In all my years of shaving since, I've nicked myself occasionally, but things never got as bad as they are in the Intuition razor commercial.
You know the one. A woman is in her bathtub shaving, when a bar of soap flies out of her hand. Then another woman accidentally squirts shaving cream in her own face (yeah, that happens all the time), and the next woman keeps losing her balance trying to shave her legs over the bathroom sink.
That's supposed to make me think I need a razor that comes with shaving cream built in? How does shaving and a little coordination equal "trust your Intuition"?
And when did the drugstore razor aisle get so complicated, anyway?
Not until I became the household buyer of razorblades did I realize just how cutthroat the competition is.
I thought I was buying the right ones for my husband the triple-blade kind that says "Turbo" on the package.
Then I see not just the multiblade, but something even more intimidating: the four-blade Quattro. Does the quantity of blades make for a smoother, closer, higher-quality shave? How many blades is too many?
Then there's a battery-powered razor that vibrates. Is that really a good idea? Something sharp that pulsates? I'm such a sucker, I buy one anyway. (Guys, it's supposed to make your whiskers stand on end so you don't wind up with 5 o'clock shadow.)
Batteries? Quadruple blades? Conditioning strips? Pivoting heads? Handle grips? Pink? Race-car red?
No wonder the razor industry is a $6 billion business. There are nearly as many razor choices as there are stubbly hairs. And those marketers are really good at shaving away our pocket change.
Enough forces are coming together to get me all lathered up about it.
It's not just shaving technology I have to contend with. It's technique. And to be blunt, I'm not sure I even know how to shave correctly.

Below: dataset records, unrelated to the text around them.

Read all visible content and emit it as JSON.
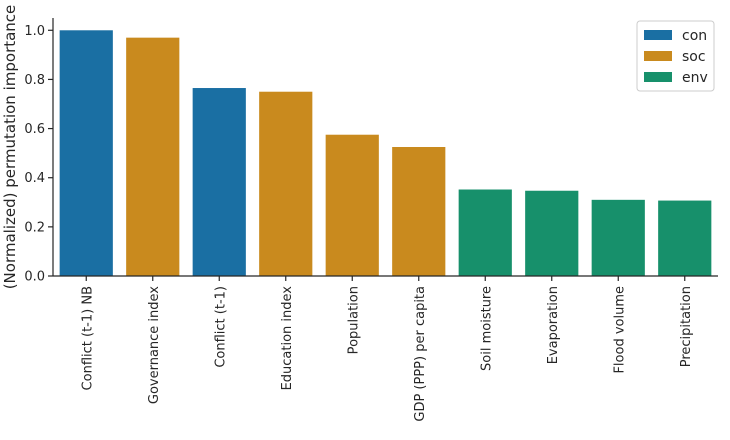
{
  "chart_data": {
    "type": "bar",
    "title": "",
    "xlabel": "",
    "ylabel": "(Normalized) permutation importance",
    "ylim": [
      0,
      1.05
    ],
    "yticks": [
      0.0,
      0.2,
      0.4,
      0.6,
      0.8,
      1.0
    ],
    "ytick_labels": [
      "0.0",
      "0.2",
      "0.4",
      "0.6",
      "0.8",
      "1.0"
    ],
    "grid": false,
    "legend_position": "top-right",
    "legend": [
      {
        "name": "con",
        "color": "#1a6fa3"
      },
      {
        "name": "soc",
        "color": "#c98a1e"
      },
      {
        "name": "env",
        "color": "#17906b"
      }
    ],
    "categories": [
      "Conflict (t-1) NB",
      "Governance index",
      "Conflict (t-1)",
      "Education index",
      "Population",
      "GDP (PPP) per capita",
      "Soil moisture",
      "Evaporation",
      "Flood volume",
      "Precipitation"
    ],
    "values": [
      1.0,
      0.97,
      0.765,
      0.75,
      0.575,
      0.525,
      0.352,
      0.347,
      0.31,
      0.307
    ],
    "groups": [
      "con",
      "soc",
      "con",
      "soc",
      "soc",
      "soc",
      "env",
      "env",
      "env",
      "env"
    ]
  }
}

That time in sixth grade, I pretty much guessed on how it was done, and my shaving process hasn't changed all that much ever since.
I've noticed the grooming gurus on "Queer Eye for the Straight Guy" know a lot more about this than I do.
They chide men who shave "against the grain" of their facial hair. I wonder if that means I've been shaving my legs in the wrong direction all these years?
Not to worry. Somewhere out there, a razor manufacturer probably already has thought of that.
There should be a new disposable razor on the market any time now. It will teach women how to shave their legs backwards. Or balancing on the sink, listening to Jewel and following their throwaway Intuition.